İş sözleşmesinde bağımlılık unsurunun içeriğini; işverenin talimatlarına göre hareket etmek ve iş sürecinin ve sonuçlarının işveren tarafından denetlenmesi oluşturmaktadır.
* İşin işverene ait işyerinde görülmesi,
* Malzemenin işveren tarafından sağlanması,
* İş görenin işin görülme tarzı bakımından iş sahibinden talimat alması,
* İşin iş sahibi veya bir yardımcısı tarafından kontrol edilmesi,
* Bir sermaye koymadan ve kendine ait bir organizasyonu olmadan faaliyet göstermesi,
*Ücretin ödenme şekli, kişisel bağımlılığın tespitinde dikkate alınacak yardımcı olgulardır.
Sayılan bu belirtilerin hiçbiri tek başına kesin bir ölçü teşkil etmez. İşçinin, işverenin belirlediği koşullarda çalışırken, kendi yaratıcı gücünü kullanması, işverenin isteği doğrultusunda işin yapılması için serbest hareket etmesi bu bağımlılık ilişkisini ortadan kaldırmaz.
Yukarıda sayılan ölçütler yanında, özellikle bağımsız çalışanı, işçiden ayıran ilk kriter, çalışan kişinin yaptığı işin yönetimi ve gerçek denetiminin kime ait olduğudur. Çalışan kişi işin yürütümünü kendi organize etse de, üzerinde iş sahibinin belirli ölçüde kontrol ve denetimi söz konusuysa, iş sahibine bilgi ve hesap verme yükümlülüğü varsa, doğrudan iş sahibinin otoritesi altında olmasa da bağımlı çalışan olduğu kabul edilebilir. Bu bağlamda çalışanın işini kaybetme riski olmaksızın verilen görevi reddetme hakkına sahip olması (ki bu iş görme borcunun bir ifadesidir) önemli bir olgudur. Böyle bir durumda çalışan kişinin bağımsız çalışan olduğu kabul edilmelidir.
Çalışanın münhasıran aynı iş sahibi için çalışması da, yeterli olmasa da aralarında bağımlılık ilişkisi bulunduğuna kanıt oluşturabilir.
Dikkate alınabilecek diğer bir ölçütte münhasıran bir iş sahibi için çalışan kişinin, ücreti kendisi tarafından ödenen yardımcı eleman çalıştırıp çalıştırmadığı, işin görülmesinde ondan yaralanıp yararlanmadığıdır. Bu durumun varlığı çalışma ilişkisinin bağımsız olduğunu gösterir.

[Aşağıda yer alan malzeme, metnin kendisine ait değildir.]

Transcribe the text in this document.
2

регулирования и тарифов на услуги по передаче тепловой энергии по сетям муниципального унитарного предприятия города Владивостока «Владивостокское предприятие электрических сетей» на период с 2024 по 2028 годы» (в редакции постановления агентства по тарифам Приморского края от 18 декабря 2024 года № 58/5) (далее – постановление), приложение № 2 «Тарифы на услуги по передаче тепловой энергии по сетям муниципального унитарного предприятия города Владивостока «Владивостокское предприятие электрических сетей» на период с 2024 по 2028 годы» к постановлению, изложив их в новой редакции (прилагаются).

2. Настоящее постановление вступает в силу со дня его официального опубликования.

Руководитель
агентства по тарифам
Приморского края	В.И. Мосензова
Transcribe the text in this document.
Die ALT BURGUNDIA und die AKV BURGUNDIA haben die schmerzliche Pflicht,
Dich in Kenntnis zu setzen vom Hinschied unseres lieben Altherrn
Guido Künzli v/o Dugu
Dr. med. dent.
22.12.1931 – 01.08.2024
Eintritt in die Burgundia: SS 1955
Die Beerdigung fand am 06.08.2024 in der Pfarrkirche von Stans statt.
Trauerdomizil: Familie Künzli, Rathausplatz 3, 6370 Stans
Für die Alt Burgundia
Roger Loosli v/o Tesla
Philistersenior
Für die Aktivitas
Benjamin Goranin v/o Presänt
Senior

Kişi kendi muvazaasına dayanmaz ise de iş ilişkisi kapsamında işverene bağımlı olarak çalışan işçinin, işverenin talimatı ile hareket etmesi nedeni ile bu ilişkinin kayden iş ilişkisi kapsamından çıkarılması, işçinin muvazaalı işlem olduğunu ileri sürmesine neden olmaz. Zira bağımlı çalışan işçinin iradesinin işverence yönlendirildiği ve iradesinin bu yönde fesada uğratıldığı kabul edilmelidir.
Somut uyuşmazlıkta davacı başlangıçtan itibaren davalı ... Kargo Anonim Şirketinin işçisidir. Sonradan muvazaalı acentelik sözleşmesi imzalanması, davacının görevini ve işverene bağımlı çalışmasını etkilememektedir. Yazılı gerekçe ,eksik inceleme ve araştırma ile muvaazalı acentalık sözleşmesine itibarla davanın davalı asıl işveren ... Kargo Anonim Şirketi yönünden husumet yokluğu nedeni ile reddi hatalı olup bozmayı gerektirmiştir.
F) SONUÇ:
Temyiz olunan kararın, yukarıda yazılı sebepten dolayı BOZULMASINA, peşin alınan temyiz harcının istek halinde ilgiliye iadesine 03/04/2018tarihinde oybirliğiyle karar verildi.